Estas son las cosas profundas, que están más allá de las formas legales o retóricas. La Argentina se encuentra consigo misma a través del principio de autoridad. El Gobierno y el poder se reconcilian, y la Nación, recobra su destino.

Quiere decir, entonces, que los tres poderes de Alberdi -el civil, el militar y el bonaerense- están de nuevo reunidos en una sola mano. A partir de aquí, se puede errar o acertar. Pero lo que importa señalar en esta hora, en que la revolución es pura conjetura y posibilidad, es que hay una mano, una plena autoridad. Sin ella, con el poder global quebrado y sin dueño, no había ninguna posibilidad de progreso; porque la comunidad sin mando es la algarabía de millones de voluntades divergentes. Con ella, en cambio, hay otra vez Nación. Para ganar el futuro o para perderlo. Pero, al menos, para dar la batalla.
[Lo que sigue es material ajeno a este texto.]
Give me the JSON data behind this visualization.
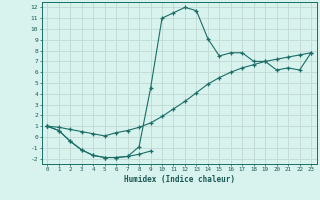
{
  "xlabel": "Humidex (Indice chaleur)",
  "bg_color": "#d8f2ee",
  "grid_color": "#c0d8d4",
  "line_color": "#1a6e66",
  "xlim": [
    -0.5,
    23.5
  ],
  "ylim": [
    -2.5,
    12.5
  ],
  "xticks": [
    0,
    1,
    2,
    3,
    4,
    5,
    6,
    7,
    8,
    9,
    10,
    11,
    12,
    13,
    14,
    15,
    16,
    17,
    18,
    19,
    20,
    21,
    22,
    23
  ],
  "yticks": [
    -2,
    -1,
    0,
    1,
    2,
    3,
    4,
    5,
    6,
    7,
    8,
    9,
    10,
    11,
    12
  ],
  "line1_x": [
    0,
    1,
    2,
    3,
    4,
    5,
    6,
    7,
    8,
    9
  ],
  "line1_y": [
    1.0,
    0.6,
    -0.4,
    -1.2,
    -1.7,
    -1.9,
    -1.9,
    -1.8,
    -1.6,
    -1.3
  ],
  "line2_x": [
    0,
    1,
    2,
    3,
    4,
    5,
    6,
    7,
    8,
    9,
    10,
    11,
    12,
    13,
    14,
    15,
    16,
    17,
    18,
    19,
    20,
    21,
    22,
    23
  ],
  "line2_y": [
    1.0,
    0.9,
    0.7,
    0.5,
    0.3,
    0.1,
    0.4,
    0.6,
    0.9,
    1.3,
    1.9,
    2.6,
    3.3,
    4.1,
    4.9,
    5.5,
    6.0,
    6.4,
    6.7,
    7.0,
    7.2,
    7.4,
    7.6,
    7.8
  ],
  "line3_x": [
    0,
    1,
    2,
    3,
    4,
    5,
    6,
    7,
    8,
    9,
    10,
    11,
    12,
    13,
    14,
    15,
    16,
    17,
    18,
    19,
    20,
    21,
    22,
    23
  ],
  "line3_y": [
    1.0,
    0.6,
    -0.4,
    -1.2,
    -1.7,
    -1.9,
    -1.9,
    -1.8,
    -0.9,
    4.5,
    11.0,
    11.5,
    12.0,
    11.7,
    9.1,
    7.5,
    7.8,
    7.8,
    7.0,
    7.0,
    6.2,
    6.4,
    6.2,
    7.8
  ]
}
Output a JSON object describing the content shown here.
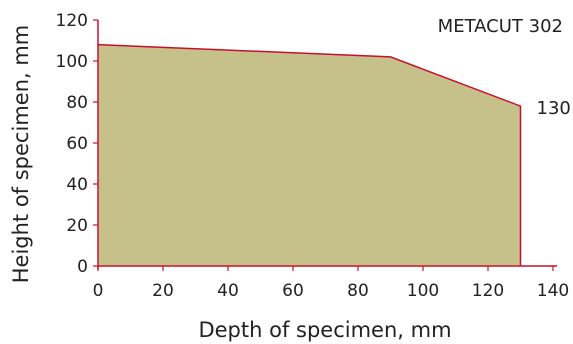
{
  "chart_data": {
    "type": "area",
    "title": "METACUT 302",
    "xlabel": "Depth of specimen, mm",
    "ylabel": "Height of specimen, mm",
    "xlim": [
      0,
      140
    ],
    "ylim": [
      0,
      120
    ],
    "x_ticks": [
      0,
      20,
      40,
      60,
      80,
      100,
      120,
      140
    ],
    "y_ticks": [
      0,
      20,
      40,
      60,
      80,
      100,
      120
    ],
    "series": [
      {
        "x": [
          0,
          90,
          130,
          130
        ],
        "y": [
          108,
          102,
          78,
          0
        ]
      }
    ],
    "annotations": [
      {
        "text": "130",
        "x": 130,
        "y": 78
      }
    ],
    "grid": false,
    "colors": {
      "fill": "#c6c18a",
      "outline": "#c8102e",
      "axis": "#c8102e",
      "text": "#222222"
    }
  }
}
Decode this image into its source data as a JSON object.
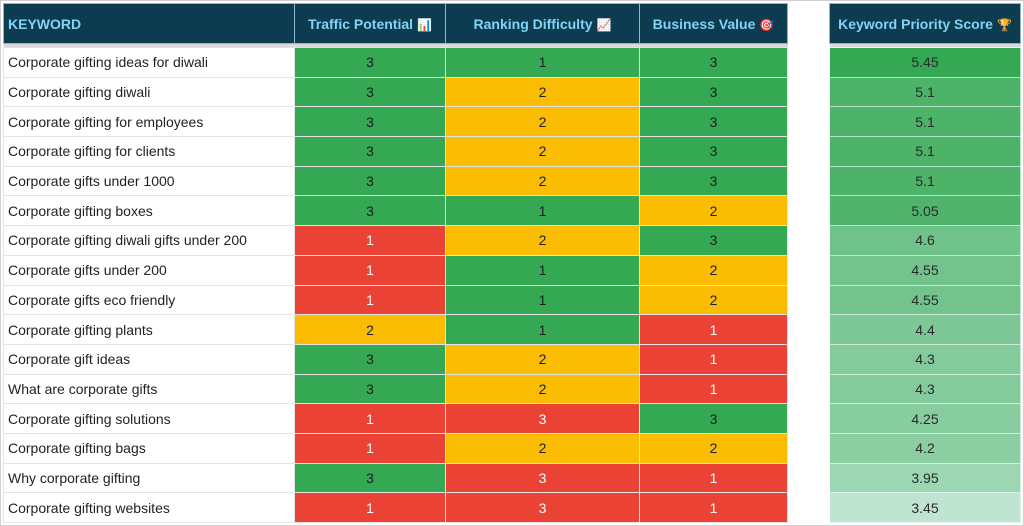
{
  "colors": {
    "high": "#34a853",
    "medium": "#fbbc04",
    "low": "#ea4335",
    "score_max": "#34a853",
    "score_min": "#bfe5d2",
    "header_bg": "#0d3b50",
    "header_text": "#82d4f5"
  },
  "headers": {
    "keyword": "KEYWORD",
    "traffic": "Traffic Potential",
    "traffic_icon": "📊",
    "ranking": "Ranking Difficulty",
    "ranking_icon": "📈",
    "business": "Business Value",
    "business_icon": "🎯",
    "score": "Keyword Priority Score",
    "score_icon": "🏆"
  },
  "rows": [
    {
      "keyword": "Corporate gifting ideas for diwali",
      "traffic": 3,
      "ranking": 1,
      "business": 3,
      "score": "5.45"
    },
    {
      "keyword": "Corporate gifting diwali",
      "traffic": 3,
      "ranking": 2,
      "business": 3,
      "score": "5.1"
    },
    {
      "keyword": "Corporate gifting for employees",
      "traffic": 3,
      "ranking": 2,
      "business": 3,
      "score": "5.1"
    },
    {
      "keyword": "Corporate gifting for clients",
      "traffic": 3,
      "ranking": 2,
      "business": 3,
      "score": "5.1"
    },
    {
      "keyword": "Corporate gifts under 1000",
      "traffic": 3,
      "ranking": 2,
      "business": 3,
      "score": "5.1"
    },
    {
      "keyword": "Corporate gifting boxes",
      "traffic": 3,
      "ranking": 1,
      "business": 2,
      "score": "5.05"
    },
    {
      "keyword": "Corporate gifting diwali gifts under 200",
      "traffic": 1,
      "ranking": 2,
      "business": 3,
      "score": "4.6"
    },
    {
      "keyword": "Corporate gifts under 200",
      "traffic": 1,
      "ranking": 1,
      "business": 2,
      "score": "4.55"
    },
    {
      "keyword": "Corporate gifts eco friendly",
      "traffic": 1,
      "ranking": 1,
      "business": 2,
      "score": "4.55"
    },
    {
      "keyword": "Corporate gifting plants",
      "traffic": 2,
      "ranking": 1,
      "business": 1,
      "score": "4.4"
    },
    {
      "keyword": "Corporate gift ideas",
      "traffic": 3,
      "ranking": 2,
      "business": 1,
      "score": "4.3"
    },
    {
      "keyword": "What are corporate gifts",
      "traffic": 3,
      "ranking": 2,
      "business": 1,
      "score": "4.3"
    },
    {
      "keyword": "Corporate gifting solutions",
      "traffic": 1,
      "ranking": 3,
      "business": 3,
      "score": "4.25"
    },
    {
      "keyword": "Corporate gifting bags",
      "traffic": 1,
      "ranking": 2,
      "business": 2,
      "score": "4.2"
    },
    {
      "keyword": "Why corporate gifting",
      "traffic": 3,
      "ranking": 3,
      "business": 1,
      "score": "3.95"
    },
    {
      "keyword": "Corporate gifting websites",
      "traffic": 1,
      "ranking": 3,
      "business": 1,
      "score": "3.45"
    }
  ]
}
Las naciones se miden por su impaciencia. Francia, así, demostró su magnitud cuando no resistió la navegación a la deriva de la Cuarta República. España, cuando rechazó el desquicio de las postrimerías de su propia República. Inglaterra, cuando no soportó la idea de una Europa alemana. La Argentina, en estos años cruciales, tenía que poner a prueba su vocación de grandeza. El mantenimiento de la situación establecida tenía sus ventajas: la vida apacible, las garantías institucionales, un cierto bienestar. Era la agonía a muy largo plazo: la vida para nosotros, la muerte para nuestros hijos. La Argentina tenía una tremenda capacidad para optar por la mediocridad: alimentos, buen nivel de vida en comparación con otros pueblos, facilidad de los recursos naturales. Todo la llevaba, aparentemente, a la holganza y a la lenta declinación. Era la tentación de una Argentina victoriana, que, usufructuaría de la grandeza del fin de siglo, se preparaba para bien morir, huérfana del desafío, del reto histórico que a otras naciones lanzan la guerra o la geografía. La Argentina tenía, en su lentísima desaparición, un solo elemento de reacción: su propio orgullo.

La etapa que se cierra era segura y sin riesgos: la vida tranquila y declinante de una Nación en retiro. La etapa que comienza está abierta al peligro y a la esperanza: es la vida de una gran Nación cuya vacación termina.